Þorgarður María Þorfinnandóttir, chairperson of the Icelandic conservation organization Landvernd, said new legislation and expansion plans for salmon farming threaten Iceland’s fragile fjord ecosystems and wild Atlantic salmon populations.
“Aquaculture is not sustainable food production,” she said. “Open-net pens pollute our fjords with organic waste, pesticides, and parasites, while farmed fish escape and interbreed with wild salmon.”
She noted that public opposition to the industry is growing across Iceland.
“Sixty percent of people in Iceland feel negatively about this industry, and the majority want to ban it altogether.”
Þorgarður noted that the industry has gained significant influence over policy debates in Iceland despite growing public opposition.
“It is unbelievable how much influence this industry has on policymakers.
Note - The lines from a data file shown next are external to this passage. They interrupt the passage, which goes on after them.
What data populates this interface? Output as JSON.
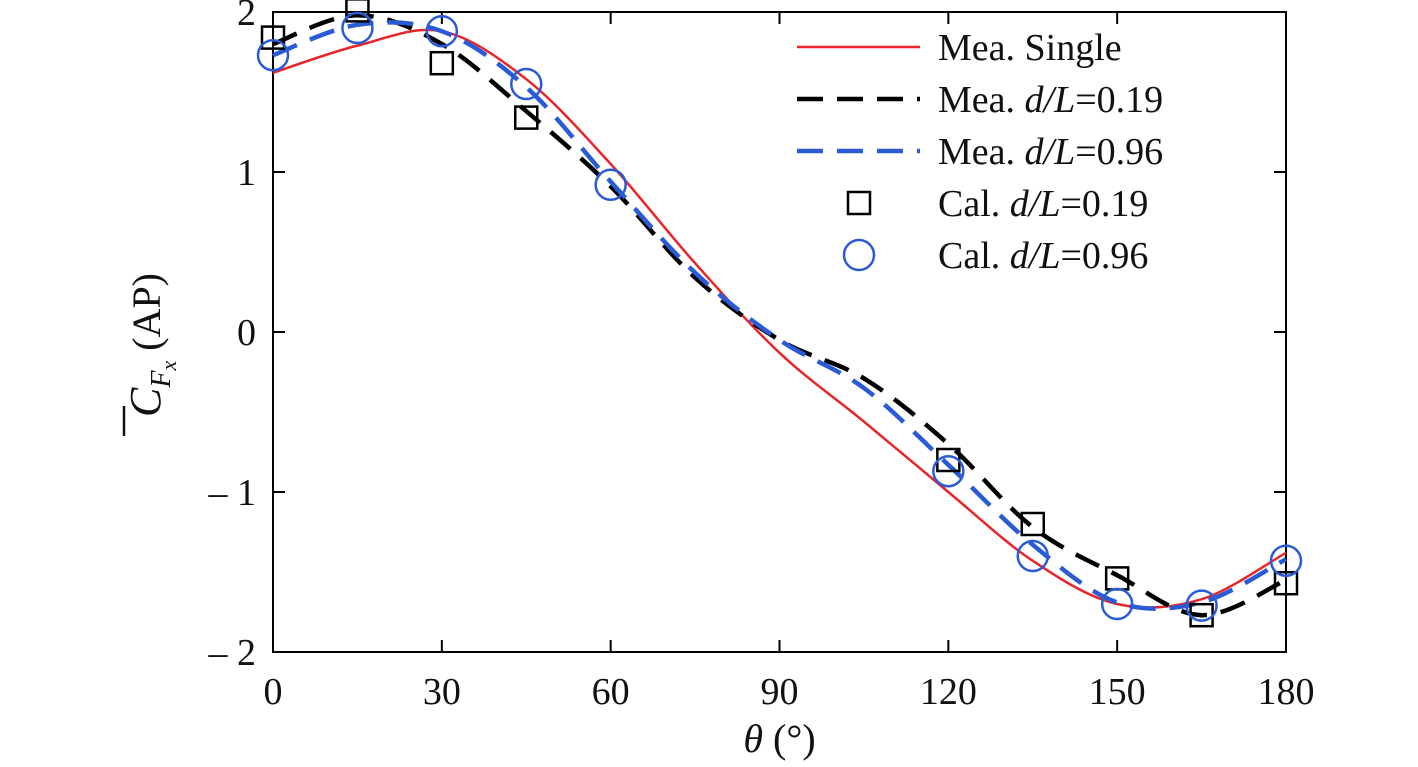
{
  "chart_data": {
    "type": "line",
    "title": "",
    "xlabel": {
      "symbol": "θ",
      "unit": " (°)"
    },
    "ylabel": {
      "symbol": "C",
      "sub": "F",
      "subsub": "x",
      "suffix": " (AP)"
    },
    "xlim": [
      0,
      180
    ],
    "ylim": [
      -2,
      2
    ],
    "xticks": [
      0,
      30,
      60,
      90,
      120,
      150,
      180
    ],
    "yticks": [
      -2,
      -1,
      0,
      1,
      2
    ],
    "ytick_labels": [
      "– 2",
      "– 1",
      "0",
      "1",
      "2"
    ],
    "grid": false,
    "legend_position": "top-right",
    "series": [
      {
        "id": "mea-single",
        "legend": {
          "prefix": "Mea. ",
          "italic": "",
          "suffix": "Single"
        },
        "style": "solid-line",
        "color": "#e8262a",
        "x": [
          0,
          15,
          30,
          45,
          60,
          75,
          90,
          105,
          120,
          135,
          150,
          165,
          180
        ],
        "values": [
          1.62,
          1.79,
          1.88,
          1.58,
          1.05,
          0.43,
          -0.13,
          -0.56,
          -1.0,
          -1.43,
          -1.7,
          -1.67,
          -1.38
        ]
      },
      {
        "id": "mea-dl-019",
        "legend": {
          "prefix": "Mea. ",
          "italic": "d/L",
          "suffix": "=0.19"
        },
        "style": "dashed-line",
        "color": "#000000",
        "x": [
          0,
          15,
          30,
          45,
          60,
          75,
          90,
          105,
          120,
          135,
          150,
          165,
          180
        ],
        "values": [
          1.8,
          1.98,
          1.8,
          1.38,
          0.91,
          0.34,
          -0.05,
          -0.29,
          -0.7,
          -1.22,
          -1.52,
          -1.77,
          -1.55
        ]
      },
      {
        "id": "mea-dl-096",
        "legend": {
          "prefix": "Mea. ",
          "italic": "d/L",
          "suffix": "=0.96"
        },
        "style": "dashed-line",
        "color": "#2a5bd7",
        "x": [
          0,
          15,
          30,
          45,
          60,
          75,
          90,
          105,
          120,
          135,
          150,
          165,
          180
        ],
        "values": [
          1.73,
          1.92,
          1.88,
          1.53,
          0.94,
          0.37,
          -0.05,
          -0.35,
          -0.83,
          -1.33,
          -1.69,
          -1.69,
          -1.42
        ]
      },
      {
        "id": "cal-dl-019",
        "legend": {
          "prefix": "Cal. ",
          "italic": "d/L",
          "suffix": "=0.19"
        },
        "style": "square-marker",
        "color": "#000000",
        "x": [
          0,
          15,
          30,
          45,
          120,
          135,
          150,
          165,
          180
        ],
        "values": [
          1.84,
          2.01,
          1.68,
          1.34,
          -0.8,
          -1.2,
          -1.54,
          -1.77,
          -1.57
        ]
      },
      {
        "id": "cal-dl-096",
        "legend": {
          "prefix": "Cal. ",
          "italic": "d/L",
          "suffix": "=0.96"
        },
        "style": "circle-marker",
        "color": "#2a5bd7",
        "x": [
          0,
          15,
          30,
          45,
          60,
          120,
          135,
          150,
          165,
          180
        ],
        "values": [
          1.73,
          1.9,
          1.88,
          1.55,
          0.92,
          -0.87,
          -1.4,
          -1.7,
          -1.71,
          -1.43
        ]
      }
    ]
  }
}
Again and again, rules are bent for these companies while our institutions hesitate to stand up for nature and future generations.”
She emphasized that Iceland still has an opportunity to avoid repeating the environmental damage already experienced in other countries where industrial aquaculture has expanded.
“We still have time to make sure we do not give away our pristine fjords to this industry,” she said. “The Icelandic conservation movement is strong and ready to defend nature, wild salmon, and the ecosystems these operations threaten.”
Defending Small-Scale Fisheries
The action in Reykjavik forms part of a broader global campaign against industrial aquaculture led by social movements through the International Planning Committee for Food Sovereignty.
Movement leaders argue that the rapid expansion of industrial aquaculture threatens the implementation of the FAO Small-Scale Fisheries Guidelines, a landmark international framework adopted in 2014 to protect the rights and livelihoods of small-scale fishing communities.
“World fishers demand change. These private interests are invested in a future where small-scale fisheries don’t exist,” said Herman Kumara, General Secretary of the World Forum of Fisher Peoples.
“If we don’t stop this now, resources will go to the pockets of industrial aquaculture instead of supporting sovereign food systems and the communities who actually feed the world.”
Social movements say they will continue organizing globally to defend fishing communities, food sovereignty, and healthy marine ecosystems.
“Aquaculture is not the solution. Securing small-scale fisheries are.”